The MAREC data set

The MAtrixware REsearch Collection


Description

MAREC is a static collection of over 19 million patent applications and granted patents in a unified file format normalized from EP, WO, US, and JP sources, spanning a range from 1976 to June 2008. MAREC is intended as raw material for research and evaluation in areas such as information retrieval, natural language processing or machine translation, which require large amounts of complex documents. It allows experiments with real data on a realistic scale.
The collection contains documents in several languages, the majority being English, German and French, and about half of the documents include full text.
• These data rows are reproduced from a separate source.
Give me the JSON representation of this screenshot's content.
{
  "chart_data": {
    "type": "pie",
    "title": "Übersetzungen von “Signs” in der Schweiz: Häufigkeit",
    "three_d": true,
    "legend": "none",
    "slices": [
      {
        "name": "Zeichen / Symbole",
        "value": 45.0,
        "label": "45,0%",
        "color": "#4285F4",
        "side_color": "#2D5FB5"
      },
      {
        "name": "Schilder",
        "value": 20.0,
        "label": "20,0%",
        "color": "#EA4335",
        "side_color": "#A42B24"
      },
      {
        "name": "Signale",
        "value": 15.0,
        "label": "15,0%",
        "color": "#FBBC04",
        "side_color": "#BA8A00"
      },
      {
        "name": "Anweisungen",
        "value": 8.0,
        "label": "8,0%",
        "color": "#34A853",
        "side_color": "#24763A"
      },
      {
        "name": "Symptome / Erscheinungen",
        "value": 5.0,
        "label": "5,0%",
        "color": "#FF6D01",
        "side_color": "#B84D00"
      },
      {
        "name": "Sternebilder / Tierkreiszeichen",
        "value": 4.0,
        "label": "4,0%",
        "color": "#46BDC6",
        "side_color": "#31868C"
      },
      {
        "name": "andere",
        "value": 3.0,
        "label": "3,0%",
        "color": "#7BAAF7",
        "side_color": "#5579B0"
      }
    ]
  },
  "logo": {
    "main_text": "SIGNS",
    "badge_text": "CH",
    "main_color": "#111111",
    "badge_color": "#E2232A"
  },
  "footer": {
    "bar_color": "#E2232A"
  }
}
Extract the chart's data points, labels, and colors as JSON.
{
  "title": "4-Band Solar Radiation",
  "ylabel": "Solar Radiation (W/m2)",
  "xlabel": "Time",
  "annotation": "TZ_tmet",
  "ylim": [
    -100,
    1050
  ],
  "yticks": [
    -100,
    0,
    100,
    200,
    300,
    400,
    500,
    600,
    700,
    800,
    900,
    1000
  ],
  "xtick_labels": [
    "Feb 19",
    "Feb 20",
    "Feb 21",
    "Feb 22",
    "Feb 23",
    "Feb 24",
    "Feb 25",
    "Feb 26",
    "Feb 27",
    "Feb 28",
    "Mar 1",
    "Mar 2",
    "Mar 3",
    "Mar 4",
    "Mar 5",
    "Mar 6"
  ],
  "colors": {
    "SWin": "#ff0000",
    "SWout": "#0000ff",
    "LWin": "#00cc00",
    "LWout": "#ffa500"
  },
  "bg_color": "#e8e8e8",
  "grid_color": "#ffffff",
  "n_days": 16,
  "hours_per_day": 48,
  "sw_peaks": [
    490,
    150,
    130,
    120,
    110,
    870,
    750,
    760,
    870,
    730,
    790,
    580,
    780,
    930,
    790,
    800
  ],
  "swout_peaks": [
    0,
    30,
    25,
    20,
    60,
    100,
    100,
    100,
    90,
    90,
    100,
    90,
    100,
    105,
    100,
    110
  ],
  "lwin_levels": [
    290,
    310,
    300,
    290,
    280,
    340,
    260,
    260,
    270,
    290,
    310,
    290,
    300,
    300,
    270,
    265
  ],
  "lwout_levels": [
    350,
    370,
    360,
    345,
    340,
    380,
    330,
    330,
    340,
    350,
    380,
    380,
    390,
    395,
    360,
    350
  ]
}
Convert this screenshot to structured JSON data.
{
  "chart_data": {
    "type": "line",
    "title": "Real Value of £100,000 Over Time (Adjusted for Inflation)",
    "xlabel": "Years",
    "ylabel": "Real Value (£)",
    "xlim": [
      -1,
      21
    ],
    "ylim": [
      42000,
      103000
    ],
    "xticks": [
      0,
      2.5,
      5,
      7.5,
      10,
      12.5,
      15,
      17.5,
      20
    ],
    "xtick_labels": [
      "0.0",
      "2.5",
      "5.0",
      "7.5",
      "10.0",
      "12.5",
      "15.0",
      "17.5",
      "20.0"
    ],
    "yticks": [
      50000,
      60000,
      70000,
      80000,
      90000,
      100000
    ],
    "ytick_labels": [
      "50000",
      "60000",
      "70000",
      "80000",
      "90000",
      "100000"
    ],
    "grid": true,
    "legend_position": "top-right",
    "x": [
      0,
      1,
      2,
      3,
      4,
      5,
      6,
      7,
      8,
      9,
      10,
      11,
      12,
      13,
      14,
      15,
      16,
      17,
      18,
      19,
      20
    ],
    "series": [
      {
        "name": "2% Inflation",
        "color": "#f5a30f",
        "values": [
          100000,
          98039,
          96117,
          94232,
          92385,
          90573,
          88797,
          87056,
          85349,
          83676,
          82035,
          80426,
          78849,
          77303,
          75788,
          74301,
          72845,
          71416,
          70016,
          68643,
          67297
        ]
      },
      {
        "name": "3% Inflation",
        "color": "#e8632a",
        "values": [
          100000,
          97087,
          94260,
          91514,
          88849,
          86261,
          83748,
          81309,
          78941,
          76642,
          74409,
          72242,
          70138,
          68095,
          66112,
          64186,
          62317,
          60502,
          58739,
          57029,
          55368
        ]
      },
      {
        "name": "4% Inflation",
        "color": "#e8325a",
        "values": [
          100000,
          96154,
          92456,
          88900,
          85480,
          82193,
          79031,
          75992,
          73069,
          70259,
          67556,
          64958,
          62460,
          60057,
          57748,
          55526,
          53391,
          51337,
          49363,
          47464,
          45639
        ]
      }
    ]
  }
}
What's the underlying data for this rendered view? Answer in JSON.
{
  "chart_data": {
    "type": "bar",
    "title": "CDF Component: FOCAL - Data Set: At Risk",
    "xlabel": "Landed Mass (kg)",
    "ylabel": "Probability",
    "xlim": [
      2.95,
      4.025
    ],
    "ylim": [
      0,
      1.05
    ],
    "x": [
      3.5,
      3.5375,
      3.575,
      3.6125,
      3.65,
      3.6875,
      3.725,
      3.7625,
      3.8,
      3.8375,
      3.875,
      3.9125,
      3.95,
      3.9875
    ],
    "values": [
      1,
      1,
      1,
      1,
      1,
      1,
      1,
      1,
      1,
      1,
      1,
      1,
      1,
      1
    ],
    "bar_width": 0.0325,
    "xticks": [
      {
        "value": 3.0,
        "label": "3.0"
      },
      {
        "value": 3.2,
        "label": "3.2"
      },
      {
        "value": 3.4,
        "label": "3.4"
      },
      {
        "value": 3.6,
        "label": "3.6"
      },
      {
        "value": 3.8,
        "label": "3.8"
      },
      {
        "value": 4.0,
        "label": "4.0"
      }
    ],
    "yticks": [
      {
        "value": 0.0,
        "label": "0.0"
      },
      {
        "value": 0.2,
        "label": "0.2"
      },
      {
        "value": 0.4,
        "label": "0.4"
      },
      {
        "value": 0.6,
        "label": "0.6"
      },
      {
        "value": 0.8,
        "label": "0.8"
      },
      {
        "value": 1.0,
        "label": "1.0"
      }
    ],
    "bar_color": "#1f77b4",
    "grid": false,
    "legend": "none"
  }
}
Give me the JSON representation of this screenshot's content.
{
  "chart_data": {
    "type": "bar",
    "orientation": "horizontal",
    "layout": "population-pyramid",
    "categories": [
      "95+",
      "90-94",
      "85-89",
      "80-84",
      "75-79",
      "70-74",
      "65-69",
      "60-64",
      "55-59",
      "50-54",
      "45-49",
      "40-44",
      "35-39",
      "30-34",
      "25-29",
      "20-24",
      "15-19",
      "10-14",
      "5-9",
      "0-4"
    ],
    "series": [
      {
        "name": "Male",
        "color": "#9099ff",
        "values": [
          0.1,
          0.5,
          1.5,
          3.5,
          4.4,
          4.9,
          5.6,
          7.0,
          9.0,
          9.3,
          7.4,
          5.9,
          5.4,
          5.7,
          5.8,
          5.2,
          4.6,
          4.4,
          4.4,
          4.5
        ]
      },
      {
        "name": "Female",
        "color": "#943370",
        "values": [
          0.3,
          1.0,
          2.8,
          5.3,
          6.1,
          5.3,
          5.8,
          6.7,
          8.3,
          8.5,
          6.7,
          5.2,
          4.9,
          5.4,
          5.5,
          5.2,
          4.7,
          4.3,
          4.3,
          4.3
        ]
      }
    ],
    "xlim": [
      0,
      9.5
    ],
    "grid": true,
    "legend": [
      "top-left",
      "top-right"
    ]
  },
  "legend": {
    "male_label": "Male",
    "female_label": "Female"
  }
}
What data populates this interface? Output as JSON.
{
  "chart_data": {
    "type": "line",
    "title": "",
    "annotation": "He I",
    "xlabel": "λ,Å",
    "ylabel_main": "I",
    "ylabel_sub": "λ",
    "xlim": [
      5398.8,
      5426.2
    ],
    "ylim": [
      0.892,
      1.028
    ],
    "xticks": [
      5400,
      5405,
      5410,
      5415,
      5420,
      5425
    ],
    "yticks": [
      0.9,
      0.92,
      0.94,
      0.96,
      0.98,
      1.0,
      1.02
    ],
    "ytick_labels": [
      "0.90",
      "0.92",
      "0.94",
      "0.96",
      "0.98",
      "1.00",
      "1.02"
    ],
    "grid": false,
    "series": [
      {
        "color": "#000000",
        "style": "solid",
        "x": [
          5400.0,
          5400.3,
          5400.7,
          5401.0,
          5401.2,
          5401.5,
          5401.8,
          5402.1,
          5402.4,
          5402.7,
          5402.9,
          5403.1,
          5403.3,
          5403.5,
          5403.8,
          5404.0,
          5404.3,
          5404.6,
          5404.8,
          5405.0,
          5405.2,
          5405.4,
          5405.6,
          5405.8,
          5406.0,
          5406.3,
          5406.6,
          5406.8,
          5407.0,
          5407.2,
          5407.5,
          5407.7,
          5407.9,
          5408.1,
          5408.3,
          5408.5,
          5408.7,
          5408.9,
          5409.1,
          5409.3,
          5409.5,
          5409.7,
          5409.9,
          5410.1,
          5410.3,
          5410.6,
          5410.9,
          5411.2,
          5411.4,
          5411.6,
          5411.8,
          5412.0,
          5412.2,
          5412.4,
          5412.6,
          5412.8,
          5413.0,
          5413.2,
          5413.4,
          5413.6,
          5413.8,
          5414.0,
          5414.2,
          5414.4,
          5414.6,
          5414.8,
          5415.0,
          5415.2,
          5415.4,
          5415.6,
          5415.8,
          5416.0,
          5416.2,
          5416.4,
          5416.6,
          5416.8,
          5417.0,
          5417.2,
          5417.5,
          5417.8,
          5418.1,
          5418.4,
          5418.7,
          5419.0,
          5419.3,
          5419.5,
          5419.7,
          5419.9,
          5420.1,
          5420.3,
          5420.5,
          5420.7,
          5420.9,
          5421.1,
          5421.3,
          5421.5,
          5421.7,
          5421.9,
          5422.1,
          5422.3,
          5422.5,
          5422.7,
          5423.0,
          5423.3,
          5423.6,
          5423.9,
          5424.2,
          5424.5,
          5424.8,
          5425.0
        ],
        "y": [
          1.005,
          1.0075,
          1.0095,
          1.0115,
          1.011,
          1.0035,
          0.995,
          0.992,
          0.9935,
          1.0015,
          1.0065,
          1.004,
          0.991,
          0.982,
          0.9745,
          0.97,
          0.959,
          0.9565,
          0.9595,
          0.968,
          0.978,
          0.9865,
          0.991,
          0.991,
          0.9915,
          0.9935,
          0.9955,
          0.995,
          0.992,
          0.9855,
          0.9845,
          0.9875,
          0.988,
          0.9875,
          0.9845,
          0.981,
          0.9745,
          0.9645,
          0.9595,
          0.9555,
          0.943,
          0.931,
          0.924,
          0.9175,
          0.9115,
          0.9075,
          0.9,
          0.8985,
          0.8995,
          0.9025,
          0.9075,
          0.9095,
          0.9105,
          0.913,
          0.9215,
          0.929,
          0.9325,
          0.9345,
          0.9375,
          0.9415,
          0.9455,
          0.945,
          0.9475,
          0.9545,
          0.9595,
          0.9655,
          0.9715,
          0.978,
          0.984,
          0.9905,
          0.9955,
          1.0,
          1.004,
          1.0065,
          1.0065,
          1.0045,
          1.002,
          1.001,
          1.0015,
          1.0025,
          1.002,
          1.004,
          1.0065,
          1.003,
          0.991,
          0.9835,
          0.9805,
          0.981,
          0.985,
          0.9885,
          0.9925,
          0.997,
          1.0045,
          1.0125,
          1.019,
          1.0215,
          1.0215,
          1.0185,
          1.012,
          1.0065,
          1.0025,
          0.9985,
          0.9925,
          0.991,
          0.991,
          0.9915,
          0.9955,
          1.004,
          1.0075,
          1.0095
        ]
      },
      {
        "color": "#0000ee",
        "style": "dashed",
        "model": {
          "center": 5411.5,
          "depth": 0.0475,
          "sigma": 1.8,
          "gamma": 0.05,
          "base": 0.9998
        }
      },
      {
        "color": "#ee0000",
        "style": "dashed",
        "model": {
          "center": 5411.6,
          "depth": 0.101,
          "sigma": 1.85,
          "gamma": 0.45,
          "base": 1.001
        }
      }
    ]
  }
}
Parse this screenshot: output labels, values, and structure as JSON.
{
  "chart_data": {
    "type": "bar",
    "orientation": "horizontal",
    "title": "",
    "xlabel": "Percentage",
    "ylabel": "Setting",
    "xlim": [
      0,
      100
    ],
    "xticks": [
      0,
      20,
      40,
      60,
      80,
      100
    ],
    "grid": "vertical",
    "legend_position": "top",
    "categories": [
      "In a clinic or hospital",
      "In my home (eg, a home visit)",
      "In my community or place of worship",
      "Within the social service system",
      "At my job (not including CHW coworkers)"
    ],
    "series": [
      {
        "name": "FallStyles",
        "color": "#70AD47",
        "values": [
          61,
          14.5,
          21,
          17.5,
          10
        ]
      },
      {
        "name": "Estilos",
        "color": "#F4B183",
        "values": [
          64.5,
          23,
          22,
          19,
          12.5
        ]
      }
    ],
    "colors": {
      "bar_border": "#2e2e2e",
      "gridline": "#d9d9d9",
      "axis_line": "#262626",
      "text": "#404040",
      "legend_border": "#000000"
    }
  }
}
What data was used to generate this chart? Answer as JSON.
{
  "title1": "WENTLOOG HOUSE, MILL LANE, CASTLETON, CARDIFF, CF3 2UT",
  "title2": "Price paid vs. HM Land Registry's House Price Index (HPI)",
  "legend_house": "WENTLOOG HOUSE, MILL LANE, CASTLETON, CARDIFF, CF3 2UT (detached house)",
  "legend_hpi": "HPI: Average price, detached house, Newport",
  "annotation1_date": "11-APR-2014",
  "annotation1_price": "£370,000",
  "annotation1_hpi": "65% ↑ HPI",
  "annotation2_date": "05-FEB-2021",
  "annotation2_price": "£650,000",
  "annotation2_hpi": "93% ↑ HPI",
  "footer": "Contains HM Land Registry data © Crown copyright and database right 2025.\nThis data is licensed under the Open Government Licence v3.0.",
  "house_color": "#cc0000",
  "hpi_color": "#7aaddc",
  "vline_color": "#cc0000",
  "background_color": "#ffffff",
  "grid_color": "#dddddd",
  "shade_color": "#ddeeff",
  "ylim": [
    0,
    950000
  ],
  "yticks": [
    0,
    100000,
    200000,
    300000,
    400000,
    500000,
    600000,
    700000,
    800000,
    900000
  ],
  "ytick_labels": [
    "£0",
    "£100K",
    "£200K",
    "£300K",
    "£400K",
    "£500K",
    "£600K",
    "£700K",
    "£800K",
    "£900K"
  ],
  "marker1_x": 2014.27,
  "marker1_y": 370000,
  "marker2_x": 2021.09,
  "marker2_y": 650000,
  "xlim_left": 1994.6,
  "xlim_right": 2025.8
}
In MAREC, the documents from different countries and sources are normalized to a common XML format with a uniform patent numbering scheme and citation format. The standardized fields include dates, countries, languages, references, person names, and companies as well as rich subject classifications. It is a comparable corpus, where many documents are available in similar versions in other languages.

The 19,386,697 XML files measure a total of 621 GB. Further statistics are available on the original website here .

Download

Creative Commons License MAREC by IRF is licensed under a Creative Commons Attribution-NonCommercial-ShareAlike 3.0 Unported License. Permissions beyond the scope of this license may be available at mailto:marec@fandan.net.

Download IREC.tar.bz2 (75GB) md5

The MAREC original collection was missing part of the European Granted Patents claim section (EP-B documents). An EPB_Bugfix folder existed to provvide those files corrected. The IREC simply merges the original EPB folder with the EPB_Bugfix in order to provide a uniform representation. The CLEF-IP collections have never been affected by this issue, as they were specially curated.